Santana, a career instrumentalist, opens Africa Speaks, setting the scene with a spoken-word intro in the rhapsodic title song. His guitar is his voice, the co-lead voice in Africa Speaks alongside Buika’s never-less-than-passionate, flamenco-esque vocals. Santana’s eight-piece, including his drummer wife, Cindy Blackman, and jam-ready organist David K. Mathews, share his and Buika’s seemingly endless fervor.

The raspy-voiced Buika sings in Spanish and English for “Batonga,” a composition and performance in the fiery vein of “Soul Sacrifice”-era Santana. “Oye Este Mi Canto,” like the latter classic Santana instrumental, opens softly before bursting with Buika’s vocals, Santana’s stinging guitar and the band’s intensely active rhythm section. 

Sensuous Latin jazz and English lyrics meet in “Blue Skies,” a nearly 10-minute-long selection that’s showcases Buika.

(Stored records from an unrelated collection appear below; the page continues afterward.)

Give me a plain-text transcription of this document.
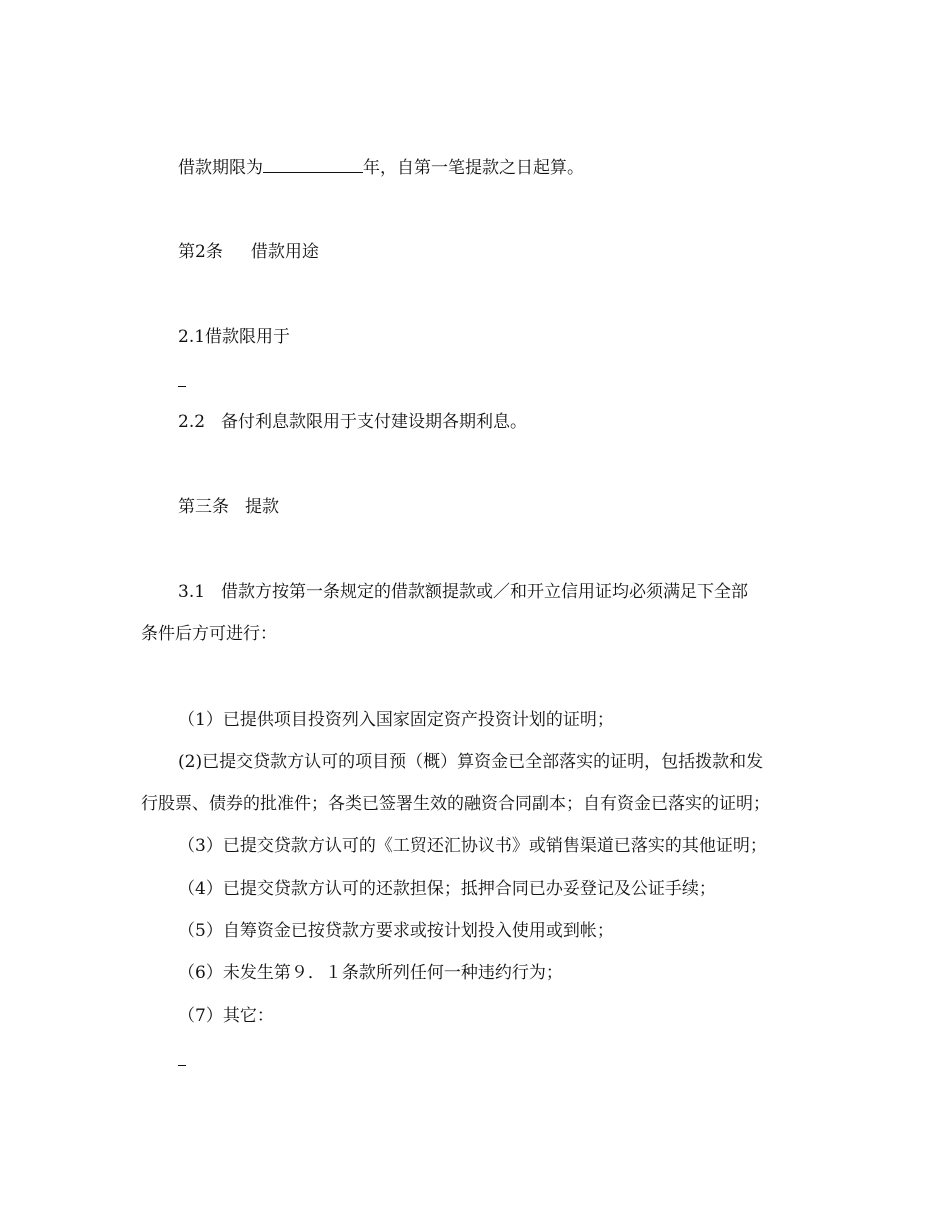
借款期限为	年，自第一笔提款之日起算。
第2条 借款用途
2.1借款限用于
2.2 备付利息款限用于支付建设期各期利息。
第三条 提款
3.1 借款方按第一条规定的借款额提款或／和开立信用证均必须满足下全部
条件后方可进行：
（1）已提供项目投资列入国家固定资产投资计划的证明；
(2)已提交贷款方认可的项目预（概）算资金已全部落实的证明，包括拨款和发
行股票、债券的批准件；各类已签署生效的融资合同副本；自有资金已落实的证明；
（3）已提交贷款方认可的《工贸还汇协议书》或销售渠道已落实的其他证明；
（4）已提交贷款方认可的还款担保；抵押合同已办妥登记及公证手续；
（5）自筹资金已按贷款方要求或按计划投入使用或到帐；
（6）未发生第９．１条款所列任何一种违约行为；
（7）其它：
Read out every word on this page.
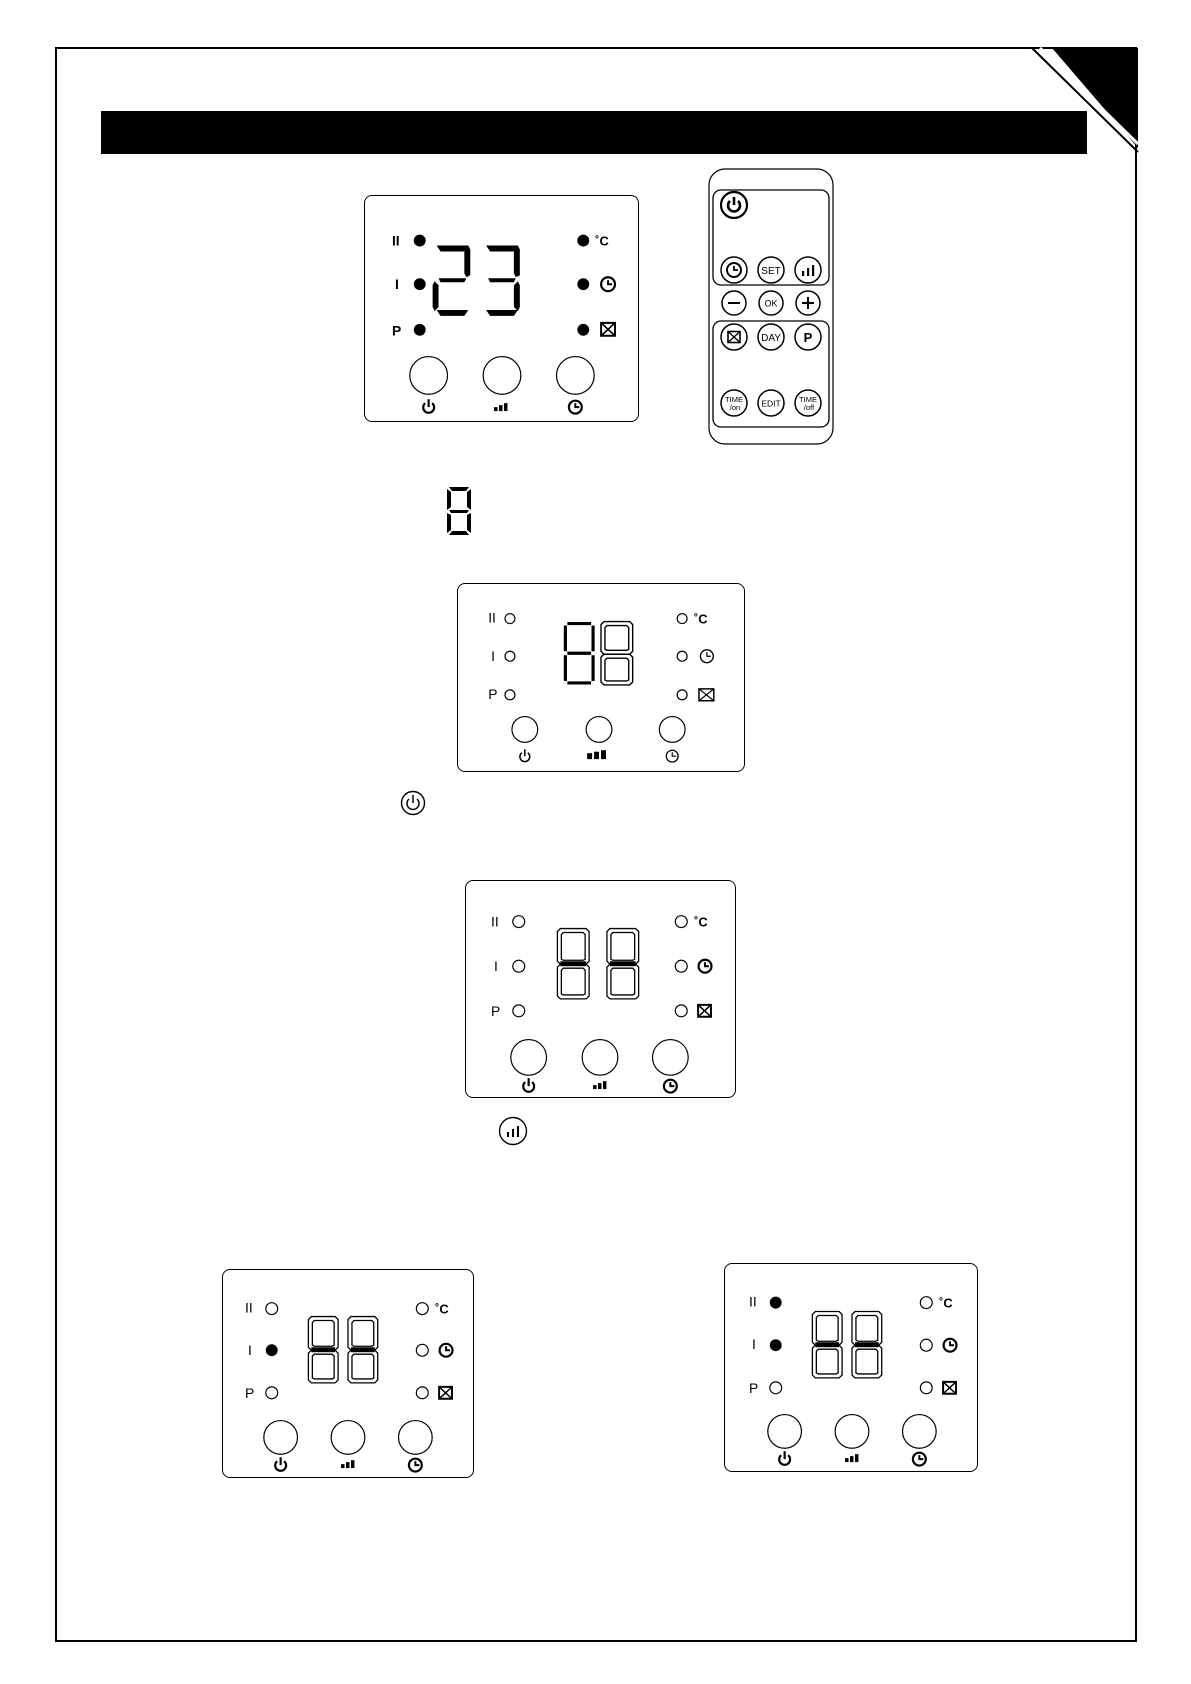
II
I
P
23
˚C
SET
OK
DAY P
TIME
/on EDIT TIME
/off
II
I
P
˚C
II
I
P
˚C
II
I
P
˚C	II
I
P
˚C
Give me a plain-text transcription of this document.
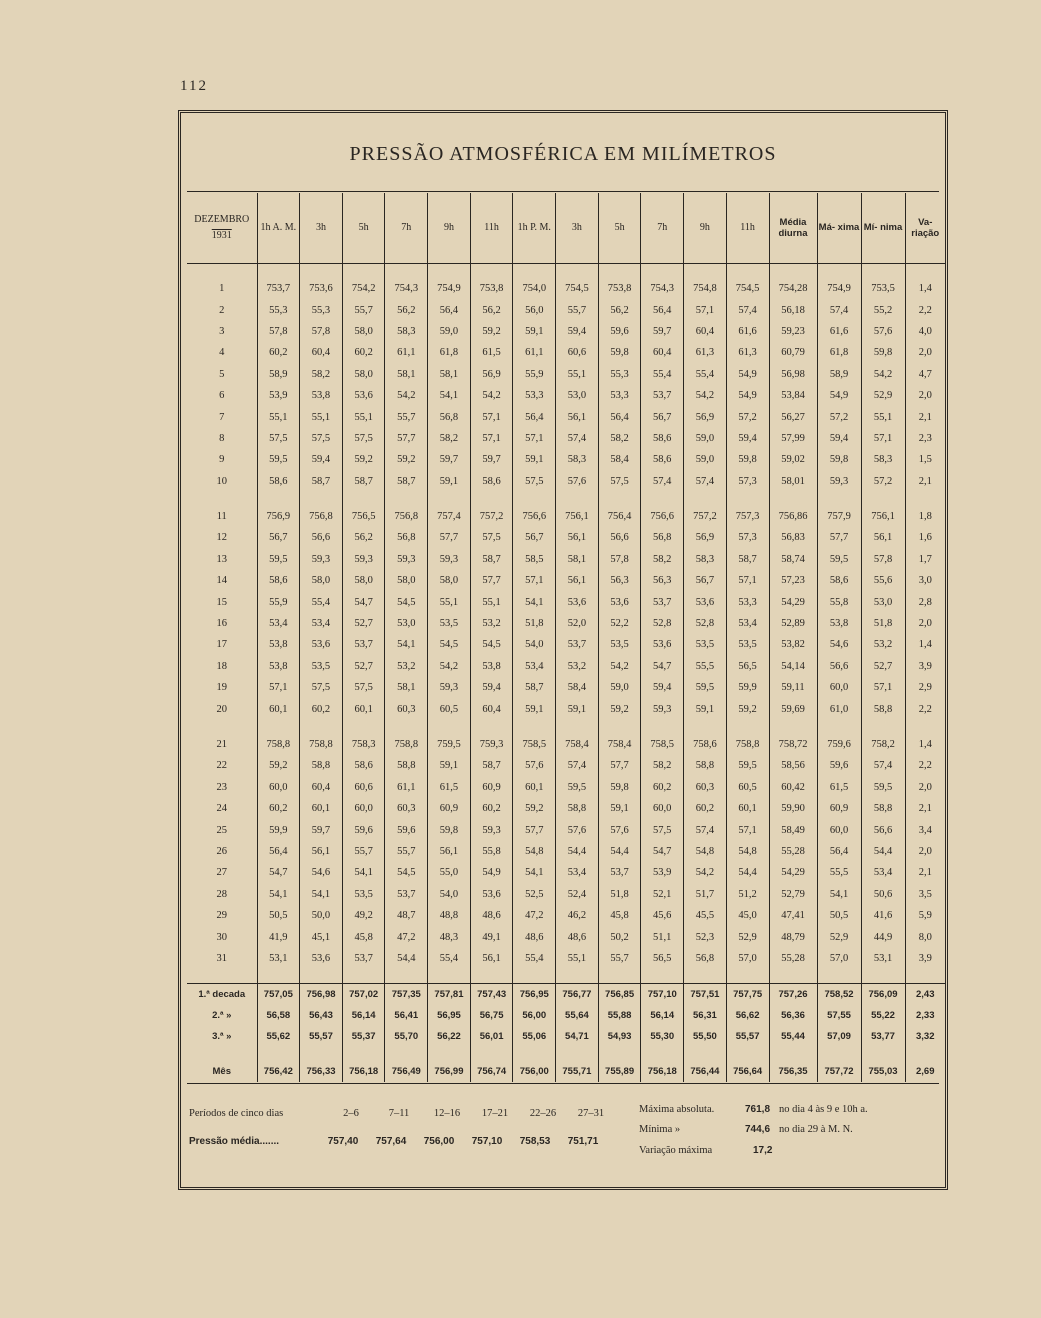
112
PRESSÃO ATMOSFÉRICA EM MILÍMETROS
DEZEMBRO
1931	1h A. M.	3h	5h	7h	9h	11h	1h P. M.	3h	5h	7h	9h	11h	Média diurna	Má- xima	Mí- nima	Va- riação

1	753,7	753,6	754,2	754,3	754,9	753,8	754,0	754,5	753,8	754,3	754,8	754,5	754,28	754,9	753,5	1,4
2	55,3	55,3	55,7	56,2	56,4	56,2	56,0	55,7	56,2	56,4	57,1	57,4	56,18	57,4	55,2	2,2
3	57,8	57,8	58,0	58,3	59,0	59,2	59,1	59,4	59,6	59,7	60,4	61,6	59,23	61,6	57,6	4,0
4	60,2	60,4	60,2	61,1	61,8	61,5	61,1	60,6	59,8	60,4	61,3	61,3	60,79	61,8	59,8	2,0
5	58,9	58,2	58,0	58,1	58,1	56,9	55,9	55,1	55,3	55,4	55,4	54,9	56,98	58,9	54,2	4,7
6	53,9	53,8	53,6	54,2	54,1	54,2	53,3	53,0	53,3	53,7	54,2	54,9	53,84	54,9	52,9	2,0
7	55,1	55,1	55,1	55,7	56,8	57,1	56,4	56,1	56,4	56,7	56,9	57,2	56,27	57,2	55,1	2,1
8	57,5	57,5	57,5	57,7	58,2	57,1	57,1	57,4	58,2	58,6	59,0	59,4	57,99	59,4	57,1	2,3
9	59,5	59,4	59,2	59,2	59,7	59,7	59,1	58,3	58,4	58,6	59,0	59,8	59,02	59,8	58,3	1,5
10	58,6	58,7	58,7	58,7	59,1	58,6	57,5	57,6	57,5	57,4	57,4	57,3	58,01	59,3	57,2	2,1

11	756,9	756,8	756,5	756,8	757,4	757,2	756,6	756,1	756,4	756,6	757,2	757,3	756,86	757,9	756,1	1,8
12	56,7	56,6	56,2	56,8	57,7	57,5	56,7	56,1	56,6	56,8	56,9	57,3	56,83	57,7	56,1	1,6
13	59,5	59,3	59,3	59,3	59,3	58,7	58,5	58,1	57,8	58,2	58,3	58,7	58,74	59,5	57,8	1,7
14	58,6	58,0	58,0	58,0	58,0	57,7	57,1	56,1	56,3	56,3	56,7	57,1	57,23	58,6	55,6	3,0
15	55,9	55,4	54,7	54,5	55,1	55,1	54,1	53,6	53,6	53,7	53,6	53,3	54,29	55,8	53,0	2,8
16	53,4	53,4	52,7	53,0	53,5	53,2	51,8	52,0	52,2	52,8	52,8	53,4	52,89	53,8	51,8	2,0
17	53,8	53,6	53,7	54,1	54,5	54,5	54,0	53,7	53,5	53,6	53,5	53,5	53,82	54,6	53,2	1,4
18	53,8	53,5	52,7	53,2	54,2	53,8	53,4	53,2	54,2	54,7	55,5	56,5	54,14	56,6	52,7	3,9
19	57,1	57,5	57,5	58,1	59,3	59,4	58,7	58,4	59,0	59,4	59,5	59,9	59,11	60,0	57,1	2,9
20	60,1	60,2	60,1	60,3	60,5	60,4	59,1	59,1	59,2	59,3	59,1	59,2	59,69	61,0	58,8	2,2

21	758,8	758,8	758,3	758,8	759,5	759,3	758,5	758,4	758,4	758,5	758,6	758,8	758,72	759,6	758,2	1,4
22	59,2	58,8	58,6	58,8	59,1	58,7	57,6	57,4	57,7	58,2	58,8	59,5	58,56	59,6	57,4	2,2
23	60,0	60,4	60,6	61,1	61,5	60,9	60,1	59,5	59,8	60,2	60,3	60,5	60,42	61,5	59,5	2,0
24	60,2	60,1	60,0	60,3	60,9	60,2	59,2	58,8	59,1	60,0	60,2	60,1	59,90	60,9	58,8	2,1
25	59,9	59,7	59,6	59,6	59,8	59,3	57,7	57,6	57,6	57,5	57,4	57,1	58,49	60,0	56,6	3,4
26	56,4	56,1	55,7	55,7	56,1	55,8	54,8	54,4	54,4	54,7	54,8	54,8	55,28	56,4	54,4	2,0
27	54,7	54,6	54,1	54,5	55,0	54,9	54,1	53,4	53,7	53,9	54,2	54,4	54,29	55,5	53,4	2,1
28	54,1	54,1	53,5	53,7	54,0	53,6	52,5	52,4	51,8	52,1	51,7	51,2	52,79	54,1	50,6	3,5
29	50,5	50,0	49,2	48,7	48,8	48,6	47,2	46,2	45,8	45,6	45,5	45,0	47,41	50,5	41,6	5,9
30	41,9	45,1	45,8	47,2	48,3	49,1	48,6	48,6	50,2	51,1	52,3	52,9	48,79	52,9	44,9	8,0
31	53,1	53,6	53,7	54,4	55,4	56,1	55,4	55,1	55,7	56,5	56,8	57,0	55,28	57,0	53,1	3,9

1.ª decada	757,05	756,98	757,02	757,35	757,81	757,43	756,95	756,77	756,85	757,10	757,51	757,75	757,26	758,52	756,09	2,43
2.ª »	56,58	56,43	56,14	56,41	56,95	56,75	56,00	55,64	55,88	56,14	56,31	56,62	56,36	57,55	55,22	2,33
3.ª »	55,62	55,57	55,37	55,70	56,22	56,01	55,06	54,71	54,93	55,30	55,50	55,57	55,44	57,09	53,77	3,32

Mês	756,42	756,33	756,18	756,49	756,99	756,74	756,00	755,71	755,89	756,18	756,44	756,64	756,35	757,72	755,03	2,69
Períodos de cinco dias	2–6	7–11 12–16 17–21 22–26 27–31
Pressão média.......	757,40 757,64 756,00 757,10 758,53 751,71
Máxima absoluta.	761,8 no dia 4 às 9 e 10h a.
Mínima »	744,6 no dia 29 à M. N.
Variação máxima	17,2
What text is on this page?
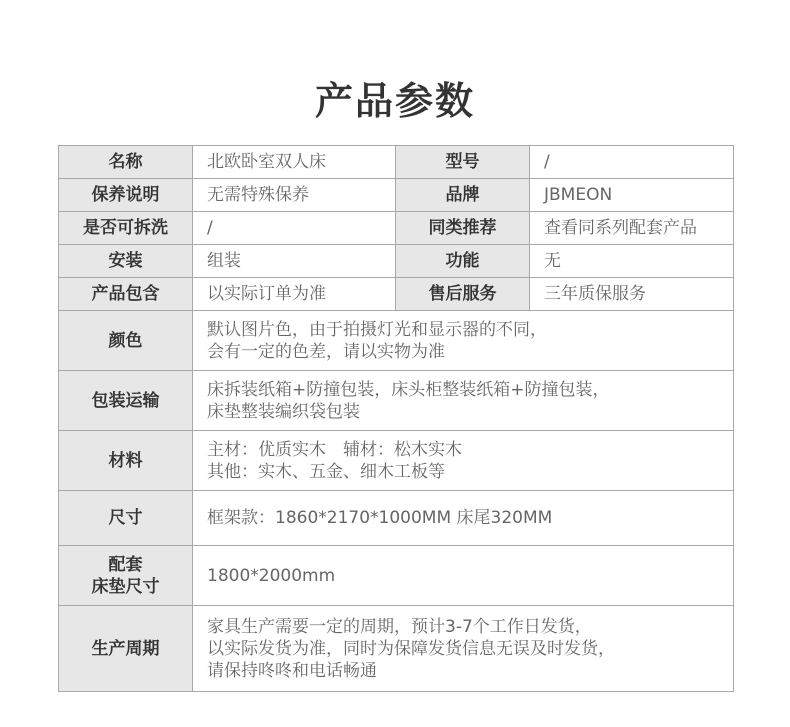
产品参数
名称	北欧卧室双人床	型号	/
保养说明	无需特殊保养	品牌	JBMEON
是否可拆洗	/	同类推荐	查看同系列配套产品
安装	组装	功能	无
产品包含	以实际订单为准	售后服务	三年质保服务
颜色	默认图片色，由于拍摄灯光和显示器的不同，
会有一定的色差，请以实物为准		

包装运输	床拆装纸箱+防撞包装，床头柜整装纸箱+防撞包装，
床垫整装编织袋包装		

材料	主材：优质实木　辅材：松木实木
其他：实木、五金、细木工板等		

尺寸	框架款：1860*2170*1000MM 床尾320MM		

配套
床垫尺寸	1800*2000mm		
生产周期	家具生产需要一定的周期，预计3-7个工作日发货，
以实际发货为准，同时为保障发货信息无误及时发货，
请保持咚咚和电话畅通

Santana holds his guitar fire, accompanying the singer until the song breaks into a ‘60s, psychedelic-rock jam. “Breaking Down the Door” and its call-and-response vocals take an Afro-Cuban direction. 

As engaged as Santana is in Africa Speaks, Buika may be an even bigger presence. She’s earnest, passionate and almost never below maximum force. It sounds as if Rubin never restrained her or the likewise effusive Santana. They become too much of a good thing. Listeners get a break from the eventually exhausting expressivity, though, via some musical diversity. “Yo Me Lo Merezco,” unlike anything else on the album, takes a surprising classic-rock direction. “Paraisos Quemados” grooves forth on funky rhythm guitar straight out of a Prince record. 

Africa Speaks goes overboard at times, but Santana and Buika, two musical forces of nature, ultimately prove they have nothing to prove.